Sunday, August 17, 2008

The Isolation of Teenagers

Over the past year or so, I've been able to watch several teenagers close-up in social situations. It's pretty ugly. I feel depressed for them although it wouldn't surprise me if they themselves didn't feel depressed but pushed the feeling down, covering it with complaints of tiredness and boredom.

They have hundreds of ways to communicate with one another, cell phones, IM, texting, Facebook, etc but so much of it is superficial. Text messages can only be 160 characters. They are learning to speak in soundbites, expressing incomplete thoughts. So their knowledge of one another is very shallow.

Beneath the surface of their lives is a pool of anger. If someone says something to them and it is perceived as something negative, they strike back in kind. They don't learn to trust one another. Resentment towards the other person builds and another friendship/relationship falls by the wayside. This just reinforces their isolation, that they are not understood, they are not loved.

Even if they have pets, they don't interactive with the pet. They may not even like to acknowledge that the pet has a name.

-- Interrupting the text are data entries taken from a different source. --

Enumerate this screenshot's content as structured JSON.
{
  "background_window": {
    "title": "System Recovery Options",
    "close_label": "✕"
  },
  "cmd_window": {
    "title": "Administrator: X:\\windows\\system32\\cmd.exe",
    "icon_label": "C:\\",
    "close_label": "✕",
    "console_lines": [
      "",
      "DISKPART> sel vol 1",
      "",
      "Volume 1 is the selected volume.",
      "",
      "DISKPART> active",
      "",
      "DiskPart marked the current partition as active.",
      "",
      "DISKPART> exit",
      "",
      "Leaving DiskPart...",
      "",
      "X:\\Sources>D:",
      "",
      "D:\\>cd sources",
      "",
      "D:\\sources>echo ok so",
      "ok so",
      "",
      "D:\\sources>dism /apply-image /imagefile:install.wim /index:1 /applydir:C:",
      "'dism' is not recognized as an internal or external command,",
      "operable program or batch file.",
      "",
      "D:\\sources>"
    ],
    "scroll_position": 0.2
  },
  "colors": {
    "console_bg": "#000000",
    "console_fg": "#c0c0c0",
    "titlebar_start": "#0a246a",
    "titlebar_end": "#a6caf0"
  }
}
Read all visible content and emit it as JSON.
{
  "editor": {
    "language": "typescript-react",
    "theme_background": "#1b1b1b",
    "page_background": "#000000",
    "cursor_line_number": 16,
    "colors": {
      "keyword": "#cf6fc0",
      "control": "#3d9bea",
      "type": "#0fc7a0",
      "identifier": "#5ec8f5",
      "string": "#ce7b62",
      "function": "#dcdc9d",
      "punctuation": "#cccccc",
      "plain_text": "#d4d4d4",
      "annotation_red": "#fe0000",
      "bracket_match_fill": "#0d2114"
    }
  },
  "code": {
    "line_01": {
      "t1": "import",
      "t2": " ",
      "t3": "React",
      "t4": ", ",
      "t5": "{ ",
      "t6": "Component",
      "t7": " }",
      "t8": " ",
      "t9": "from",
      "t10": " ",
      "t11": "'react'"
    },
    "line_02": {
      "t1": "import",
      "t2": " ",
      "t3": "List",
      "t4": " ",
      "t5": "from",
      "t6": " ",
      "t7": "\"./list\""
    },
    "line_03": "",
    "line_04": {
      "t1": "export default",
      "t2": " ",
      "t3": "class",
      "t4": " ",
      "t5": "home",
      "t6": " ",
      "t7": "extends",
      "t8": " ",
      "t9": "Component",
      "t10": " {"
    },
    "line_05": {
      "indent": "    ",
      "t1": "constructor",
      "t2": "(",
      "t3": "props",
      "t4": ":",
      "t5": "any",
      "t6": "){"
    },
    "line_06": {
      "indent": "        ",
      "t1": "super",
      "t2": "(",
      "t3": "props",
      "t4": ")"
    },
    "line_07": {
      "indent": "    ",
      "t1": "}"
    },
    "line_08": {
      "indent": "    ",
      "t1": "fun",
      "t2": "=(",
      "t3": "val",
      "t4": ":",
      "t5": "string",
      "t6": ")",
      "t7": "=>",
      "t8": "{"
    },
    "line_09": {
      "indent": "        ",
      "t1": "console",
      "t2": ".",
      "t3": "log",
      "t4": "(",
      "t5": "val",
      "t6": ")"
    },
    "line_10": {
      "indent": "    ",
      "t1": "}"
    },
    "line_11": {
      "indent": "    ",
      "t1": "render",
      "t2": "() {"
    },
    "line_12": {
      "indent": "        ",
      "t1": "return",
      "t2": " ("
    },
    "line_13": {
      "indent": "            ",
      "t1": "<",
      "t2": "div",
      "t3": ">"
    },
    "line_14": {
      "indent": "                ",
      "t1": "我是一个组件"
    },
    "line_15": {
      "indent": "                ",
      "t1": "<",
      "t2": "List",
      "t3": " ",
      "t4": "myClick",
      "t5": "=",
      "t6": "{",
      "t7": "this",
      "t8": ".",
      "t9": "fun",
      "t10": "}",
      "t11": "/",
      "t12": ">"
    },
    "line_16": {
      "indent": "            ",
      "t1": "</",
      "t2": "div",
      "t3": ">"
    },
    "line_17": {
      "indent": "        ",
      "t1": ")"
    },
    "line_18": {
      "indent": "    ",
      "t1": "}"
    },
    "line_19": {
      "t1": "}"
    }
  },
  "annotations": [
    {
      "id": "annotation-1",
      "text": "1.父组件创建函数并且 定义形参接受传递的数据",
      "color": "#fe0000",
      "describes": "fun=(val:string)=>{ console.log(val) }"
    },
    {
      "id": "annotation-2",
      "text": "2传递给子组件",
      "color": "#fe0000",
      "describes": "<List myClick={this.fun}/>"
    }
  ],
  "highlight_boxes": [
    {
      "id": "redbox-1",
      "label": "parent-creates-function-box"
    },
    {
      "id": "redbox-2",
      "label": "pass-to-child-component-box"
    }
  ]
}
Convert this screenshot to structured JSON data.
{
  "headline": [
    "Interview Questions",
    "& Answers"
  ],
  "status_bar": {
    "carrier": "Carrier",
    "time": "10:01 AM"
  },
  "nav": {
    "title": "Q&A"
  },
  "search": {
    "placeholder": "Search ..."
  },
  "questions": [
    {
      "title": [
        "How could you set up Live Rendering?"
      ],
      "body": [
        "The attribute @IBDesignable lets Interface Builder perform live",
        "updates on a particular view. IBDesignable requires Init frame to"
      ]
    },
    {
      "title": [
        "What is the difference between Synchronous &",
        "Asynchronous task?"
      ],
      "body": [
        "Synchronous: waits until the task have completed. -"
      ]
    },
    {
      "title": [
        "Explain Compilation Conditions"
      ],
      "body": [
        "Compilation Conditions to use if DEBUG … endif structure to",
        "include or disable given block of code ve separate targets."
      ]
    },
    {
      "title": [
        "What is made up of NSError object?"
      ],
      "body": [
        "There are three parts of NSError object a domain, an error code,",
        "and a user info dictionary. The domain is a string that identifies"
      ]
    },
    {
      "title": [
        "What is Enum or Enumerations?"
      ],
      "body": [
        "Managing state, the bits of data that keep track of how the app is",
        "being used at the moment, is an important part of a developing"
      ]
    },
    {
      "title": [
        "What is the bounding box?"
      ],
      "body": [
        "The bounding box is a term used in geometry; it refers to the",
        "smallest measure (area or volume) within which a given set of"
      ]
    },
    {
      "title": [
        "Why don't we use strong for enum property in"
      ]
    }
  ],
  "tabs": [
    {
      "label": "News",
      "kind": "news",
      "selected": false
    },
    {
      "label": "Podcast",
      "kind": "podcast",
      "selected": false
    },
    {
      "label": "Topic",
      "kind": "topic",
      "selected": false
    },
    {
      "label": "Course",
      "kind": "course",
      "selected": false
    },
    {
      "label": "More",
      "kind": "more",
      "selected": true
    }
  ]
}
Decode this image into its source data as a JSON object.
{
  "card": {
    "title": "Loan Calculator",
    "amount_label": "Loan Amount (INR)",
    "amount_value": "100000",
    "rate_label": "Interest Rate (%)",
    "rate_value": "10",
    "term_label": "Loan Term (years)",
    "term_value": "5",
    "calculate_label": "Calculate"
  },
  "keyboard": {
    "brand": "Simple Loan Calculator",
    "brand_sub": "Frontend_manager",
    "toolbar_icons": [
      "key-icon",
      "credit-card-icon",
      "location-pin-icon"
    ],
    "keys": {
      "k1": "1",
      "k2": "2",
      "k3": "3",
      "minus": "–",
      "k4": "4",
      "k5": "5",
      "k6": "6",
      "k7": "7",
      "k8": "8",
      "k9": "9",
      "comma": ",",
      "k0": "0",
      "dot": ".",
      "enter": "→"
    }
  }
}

If they connect with someone long enough to get physically intimate, i.e. hook-ups, they discover another way to enable bad feelings to arise because they haven't gotten to know one another emotionally. The girl learns that her feelings aren't reciprocated so her heart hardens a little bit more. The boy learns either that he can use another person or, like the girl, feelings arise in him that he wasn't expecting and which he doesn't want. He quickly ends the relationship and thus his heart hardens too.

It's worse if the couple goes all the way sexually. They don't have the maturity to know how to discuss their feelings and they are not financially ready to make a commitment to one another, i.e. marriage and so stress arises and because they don't have the skills to resolve it, the relationship ends and their hearts are hardened.

Where did this come from? The family, I'm sad to say...

They weren't taught in the home to respect others, to look for the good in others, to put someone else first. While the hard skills; working hard in school, doing chores around the house, are important, the soft skills are just as critical to leading a happy life.

Please pray for them. If they continue down this path into adulthood, it doesn't bode well for the next generation either.

4 comments:

David T. said...

Lynne,

I found your blog while googling for Latin Masses in Massachusetts. Now that Holy Trinity is closed, I've been hoping to find one a little closer than Newton. Thanks for letting me know that there is one right next door at St. Adelaide's in Peabody! (I live in Danvers.)

You are right about teenagers. Part of the problem is that parents make their kids egocentric even with the best of intentions. Genuine communication, not to say love, isn't possible when we think the world is All About Me.

Cheers,
David

Lynne said...

Glad you found this blog helpful! I have even more good news, St Mary's Star of the Sea in Beverly may also be offering the TLM once a month on the first weekend of the month? So we'll have 2 out of 4 weekends a month covered on the North Shore.

I so miss Holy Trinity. It was a 20 minute ride into town, a beautiful church and wonderful priest and parishioners. It's one of our crosses to bear.

Regarding teenagers, you raise an excellent point. Isn't this allegedly the most narcissistic generation? It didn't become that way in a vacumn though. I claim part of the responsibility for that too with my daughter, i.e. I have made many mistakes along the way.

David T. said...

The narcissism today happened with the best of intentions. When my parents grew up in the 30's, no one had time for self-fulfillment. Everyone was pitching in for the greater good. So my parents naturally learned the virtues of self-sacrifice, and thinking about others rather than themselves.

When I grew up in the 1970's, my parents were determined to give us everything they missed. So we had music lessons, sports teams, clubs, family vacations, etc. The focus of family life was our development. Nothing wrong with that, but it inevitably gives the recipient an egocentric outlook on life. We saw life as a an opportunity for self-fulfillment, not as a time for sacrificing ourselves for God and others. This egocentric perspective on life is something I recognized in myself a long time ago, and have struggled against.

Today's children are similar to my generation, but they have parents who are themselves egocentric, unlike the parents of my generation. Today's parents are interested in developing their children, but also in "fulfilling their dreams", which makes the sacrifices they make for their children limited in some ways - particularly in time. So todays kids are egocentric like my generation, but also lonely and isolated.

The TLM is just what is needed now. It strikes right at the sore spot in the contemporary personality - the overblown ego. Everything about the TLM communicates the greatness of God and the humble nature of ourselves. There is no self-congratulation in the TLM. What a relief.

Pax,
David

Lynne said...

"There is no self-congratulation in the TLM. What a relief."

Amen!

It's very interesting how the two (this generation's narcissism and the TLM) are potentially connected...

I think the smaller family contributes to this over-blown ego too because the mother can justify spreading more time on herself and the one child. I hope there will be a backlash. I know my daughter would like to have several children (if she can find someone who is good marriage material).